By Laura Bowen, USTA Florida Director of Marketing, Membership & Communications
Hat tip to Bryce Harper for inspiring this column…literally.
For those of you who don’t follow baseball (or my beloved Washington Nationals), Harper was the 2015 MLB MVP and threw the baseball world into a tizzy earlier this year when he told ESPN the Magazine, “Baseball’s tired…It’s a tired sport because you can’t express yourself.”
His motivation was all about the FUTURE of the sport: Why should kids want to play baseball when basketball and football look so much more fun and exciting? Those athletes get to dance and celebrate and have attitude. Baseball doesn’t.
Bryce’s point isn’t that the rules of the game need to change — maybe they do — it’s that the attitude/unwritten rules need an overhaul.
Touch a nerve? You bet it did. Because he’s right. And if we’re being honest, we need to hit that nerve in tennis, with a hammer.
John McEnroe brought people to the game of tennis for the exact same reasons people are now watching Bryce Harper play baseball: he broke many of the unwritten rules. McEnroe made tennis fun to watch. But, even as he pointed out in 2014, tennis still (for the most part) looks like it did 40 years ago.
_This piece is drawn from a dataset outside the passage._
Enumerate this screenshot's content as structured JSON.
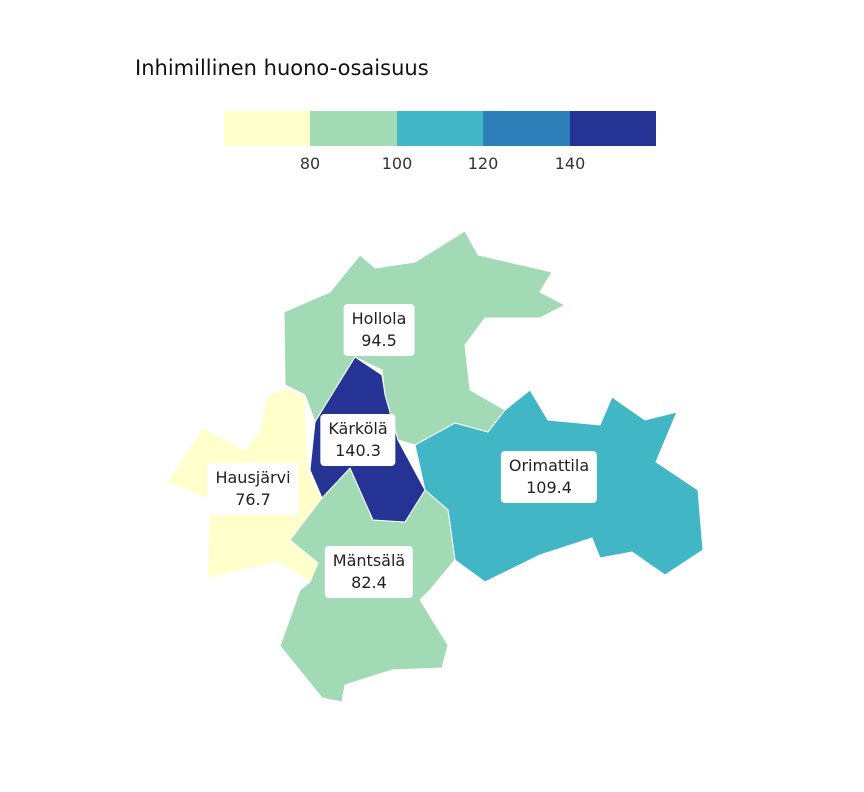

Thanks to USTA and USTA Florida, we now have Fast4, Tiebreak Tournaments, and more recreational formats of play to make tennis faster and easier to play. But that doesn’t really address the unwritten rules of tennis that make it (appear?) less fun than a lot of other sports. Where’s the walk-on music, the fist-pumping, the firebrand mentality that says “You have to watch THIS”??
A few months ago, someone in a tennis meeting suggested that maybe we should start some major tournaments later in the morning and play into the night. Courts have lights, after all. The reaction was silent discomfort. If we can’t wrap our minds around that small change, how can we embrace a completely different culture that changes tennis into a sport that exudes fun, social, entertaining and engaging experiences that draw people in?
Whether we ever have another John McEnroe or not, making tennis fun starts squarely with us. Marketing, more than anything, sets the tone, and we need to expand our approach. We need to show a different side (or sides) of tennis that highlights real people, having real fun, and expressing it. That was exactly what we did with our Lights Out Tour with XGLOsive this year. It spread like wildfire.
MLB’s #This social media campaign is a great example of how they took Harper’s criticism to heart and expanded their approach to include real athletes with real expressions.
I’d love to see all of you think differently and infuse more expression and fun into tennis. Join the movement. Together, we can #maketennisfun.